While Jerry Reinsdorf has reportedly advised the family to sell the Chicago White Sox after he passes, he hasn’t said the same thing about the Bulls, who are too much of a cash cow to give up. If Michael Reinsdorf is merely the second-most powerful person with the franchise today, he is going to be the top dog soon.
Michael Reinsdorf knows he’ll never be a self-made man like his father was. He’s a rich kid who had some success on his own but mostly reached his current position through nepotism. He is, by most accounts, a perfectly nice guy, with stories of personal interactions with frustrated season ticket holders making the rounds last year. That probably makes him a better person than most billionaires (his father’s net worth is an estimated $1.5 billion), but it isn’t the way to save the franchise and forever leave his imprint on it.
To do that, all Michael Reinsdorf has to do is follow his father’s advice, which he gave when he brought his son aboard in 2010.
“I told him to follow the Rocky Wirtz model,” Jerry said to Isaacson in an ESPN interview. “Rocky took over from his father and he’s his own man. In many ways, his father wouldn’t like what he’s doing, but Rocky is successful.
”If Michael needs my opinion, I give it. But only on the condition that he make the decision.”
Wirtz is the son of former Chicago Blackhawks owner Bill Wirtz. The elder Wirtz was widely loathed around the city. When he passed, the Blackhawks quickly won three Stanley Cup championships.
What Jerry Reinsdorf really wants is for his son to show a backbone and not be a pushover as a manager. If someone is underperforming, they should be held accountable, particularly when that someone has had the same job for 17 years and has made millions of dollars doing it. Paxson will be fine. He’s an incredibly wealthy 59-year-old man. He won’t get his feelings hurt.
Just because Jerry Reinsdorf’s reputation has been defined by loyalty to even subpar employees doesn’t mean his son’s has to be.
Michael Reinsdorf’s legacy is on the line, and the clock is starting now. Adding a GM to a room with Paxson, Forman, and Collins isn’t going to cut it. What’s going to happen when they disagree on a free agent, a draft pick, or a coach? How are they supposed to attract the best candidate with the old vultures circling in the distance? The fact the Bulls’ current management has supported Boylen — very obviously the most overmatched coach in the NBA — so fervently shows just how incompetent they are. To be the man his father wants him to be, Michael Reinsdorf must clear the room before adding to it.

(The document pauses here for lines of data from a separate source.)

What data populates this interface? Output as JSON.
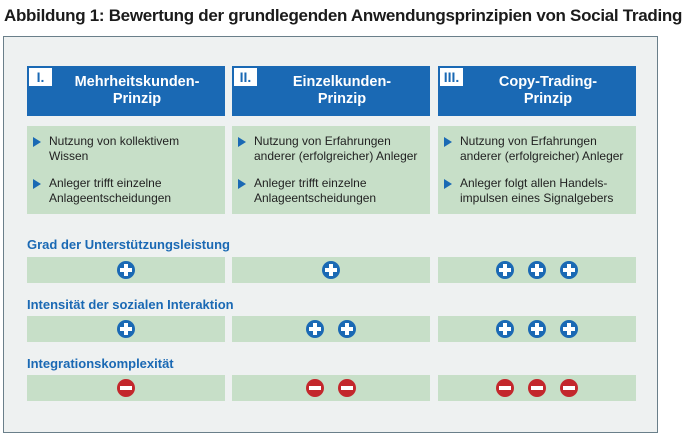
{
  "title": "Abbildung 1: Bewertung der grundlegenden Anwendungsprinzipien von Social Trading",
  "columns": [
    {
      "num": "I.",
      "label_line1": "Mehrheitskunden-",
      "label_line2": "Prinzip",
      "bullets": [
        {
          "line1": "Nutzung von kollektivem",
          "line2": "Wissen"
        },
        {
          "line1": "Anleger trifft einzelne",
          "line2": "Anlageentscheidungen"
        }
      ]
    },
    {
      "num": "II.",
      "label_line1": "Einzelkunden-",
      "label_line2": "Prinzip",
      "bullets": [
        {
          "line1": "Nutzung von Erfahrungen",
          "line2": "anderer (erfolgreicher) Anleger"
        },
        {
          "line1": "Anleger trifft einzelne",
          "line2": "Anlageentscheidungen"
        }
      ]
    },
    {
      "num": "III.",
      "label_line1": "Copy-Trading-",
      "label_line2": "Prinzip",
      "bullets": [
        {
          "line1": "Nutzung von Erfahrungen",
          "line2": "anderer (erfolgreicher) Anleger"
        },
        {
          "line1": "Anleger folgt allen Handels-",
          "line2": "impulsen eines Signalgebers"
        }
      ]
    }
  ],
  "criteria": [
    {
      "label": "Grad der Unterstützungsleistung",
      "ratings": [
        {
          "sign": "plus",
          "count": 1
        },
        {
          "sign": "plus",
          "count": 1
        },
        {
          "sign": "plus",
          "count": 3
        }
      ]
    },
    {
      "label": "Intensität der sozialen Interaktion",
      "ratings": [
        {
          "sign": "plus",
          "count": 1
        },
        {
          "sign": "plus",
          "count": 2
        },
        {
          "sign": "plus",
          "count": 3
        }
      ]
    },
    {
      "label": "Integrationskomplexität",
      "ratings": [
        {
          "sign": "minus",
          "count": 1
        },
        {
          "sign": "minus",
          "count": 2
        },
        {
          "sign": "minus",
          "count": 3
        }
      ]
    }
  ],
  "colors": {
    "accent": "#1a69b4",
    "plus": "#1a69b4",
    "minus": "#c3272c",
    "box": "#c7dfc8"
  }
}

Jerry Reinsdorf forever endeared himself to the city with Michael Jordan’s Bulls dynasty and with the 2005 world champion Chicago White Sox. He has seven rings and the ball Paul Konerko gave him from the final out of the World Series. His son doesn’t have any of that. What he does have is an opportunity: The same kid who grew up around the Jordan dynasty can be the man who rescued the franchise from itself. What a story that would be. The Bulls’ global fanbase would adore him forever for it.
If the younger Reinsdorf wants to see how it can all go wrong, he needs to look no further than the aforementioned Knicks. Just before the trade deadline, fans in Madison Square Garden chanted “sell the team” in unison at owner James Dolan. Dolan was so rattled he fired Steve Mills and replaced him with Leon Rose immediately. Then he said he issued a statement saying he wasn’t going to sell the team.
According to a recent valuation by Forbes, the Bulls are currently worth $3.2 billion, making them the league’s fourth-most valuable franchise behind the Knicks, Lakers, and Warriors. This is a world-class franchise that continues to be run like a mom-and-pop shop. Right now, the fans want new management, not new ownership. You wonder how long it will last.
All Michael Reinsdorf has to do is stop making an incredibly easy decision so difficult. Fire Paxson. Fire Forman. The fate of the Bulls is resting on it.